The board’s backing was made in a regulatory filing, Reuters reported. The board reportedly said it had confidence in the social media company’s “current structure”.
It comes after Dorsey was subjected to hostile questioning by Republican senators last month in a Senate hearing in which Dorsey and other tech CEOs defended a law (Section 230) that exempts social networking firms from liability for user content.
Dorsey in particular was subjected to a fiery encounter with republican Senator Ted Cruz, that saw him demanding “who the hell elected you?” of Dorsey.
Senator Cruz also demanded to know why Dorsey was “put charge of what the media are allowed to report and what the American people are allowed to hear.”
“And why do you persist in behaving as a Democratic super PAC suppressing views contrary to your political beliefs?” demanded Cruz.
Dorsey to his credit provided a measured response in which he denied being in charge of what the American people can hear, but at the same time he admitted the platform had to “earn trust more”.

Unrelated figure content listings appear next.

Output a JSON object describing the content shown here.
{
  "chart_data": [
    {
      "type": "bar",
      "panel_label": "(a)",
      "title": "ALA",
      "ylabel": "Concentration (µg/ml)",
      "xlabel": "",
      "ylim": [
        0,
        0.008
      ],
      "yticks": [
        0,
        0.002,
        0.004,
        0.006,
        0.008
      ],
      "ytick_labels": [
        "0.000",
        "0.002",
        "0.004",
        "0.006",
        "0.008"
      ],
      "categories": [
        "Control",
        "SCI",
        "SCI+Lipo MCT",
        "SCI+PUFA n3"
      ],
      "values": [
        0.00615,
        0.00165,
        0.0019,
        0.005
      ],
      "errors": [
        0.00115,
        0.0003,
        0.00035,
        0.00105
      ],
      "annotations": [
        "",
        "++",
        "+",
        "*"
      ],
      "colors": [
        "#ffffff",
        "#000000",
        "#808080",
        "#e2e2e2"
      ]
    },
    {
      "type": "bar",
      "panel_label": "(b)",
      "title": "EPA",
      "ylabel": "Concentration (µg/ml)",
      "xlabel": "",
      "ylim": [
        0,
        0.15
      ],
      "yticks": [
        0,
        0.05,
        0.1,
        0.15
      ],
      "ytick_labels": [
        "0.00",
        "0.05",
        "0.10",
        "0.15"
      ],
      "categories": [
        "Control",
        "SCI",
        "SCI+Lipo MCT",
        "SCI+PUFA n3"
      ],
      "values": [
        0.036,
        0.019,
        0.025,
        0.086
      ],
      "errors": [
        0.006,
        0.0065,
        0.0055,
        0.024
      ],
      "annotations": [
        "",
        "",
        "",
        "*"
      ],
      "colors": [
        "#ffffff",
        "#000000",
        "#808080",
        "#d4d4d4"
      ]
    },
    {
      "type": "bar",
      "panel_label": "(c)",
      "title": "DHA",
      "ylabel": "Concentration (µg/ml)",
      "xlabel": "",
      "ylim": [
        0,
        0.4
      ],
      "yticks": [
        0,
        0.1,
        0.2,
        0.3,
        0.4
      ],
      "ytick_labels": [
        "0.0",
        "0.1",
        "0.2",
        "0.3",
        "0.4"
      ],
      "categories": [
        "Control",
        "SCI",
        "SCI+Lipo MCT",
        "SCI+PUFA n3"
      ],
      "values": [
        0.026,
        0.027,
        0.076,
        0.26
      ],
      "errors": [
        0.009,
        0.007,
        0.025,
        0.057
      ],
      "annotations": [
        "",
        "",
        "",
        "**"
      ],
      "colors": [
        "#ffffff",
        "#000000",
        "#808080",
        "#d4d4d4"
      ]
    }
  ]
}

Days after emerging unscathed by Senator Cruz’s grandstanding, Dorsey gained the backing of Twitter’s board of directors.
“The committee expressed its confidence in management and recommended that the current structure remain in place,” the board said in a regulatory filing.
The board reportedly cited Twitter’s “significantly improving product” and financial performance in the third quarter when revenue grew 14 percent year-over-year to $936 million.
The board’s backing is noteworthy considering what Dorsey went through earlier this year.
In March this year he survived attempts by activist shareholder group Elliott Management to remove him from office.
Elliott Management had attempted the move because of Twitter’s unusual management approach.
Dorsey, it should be remembered, is also chief executive of Square, an online payment company.
It is reported that Dorsey spends his mornings at Twitter and afternoons at Square (Twitter and Square’s San Francisco offices are located across the street from each other).
This unorthodox approach was not appreciated by Elliott Management, and matters were not helped when Dorsey in November 2019 said he planned to live and work in Africa for part (up to half) of each year.
Dorsey made the commitment after finishing a tour of Africa.
However Dorsey in March said he would “reevaluate those plans”.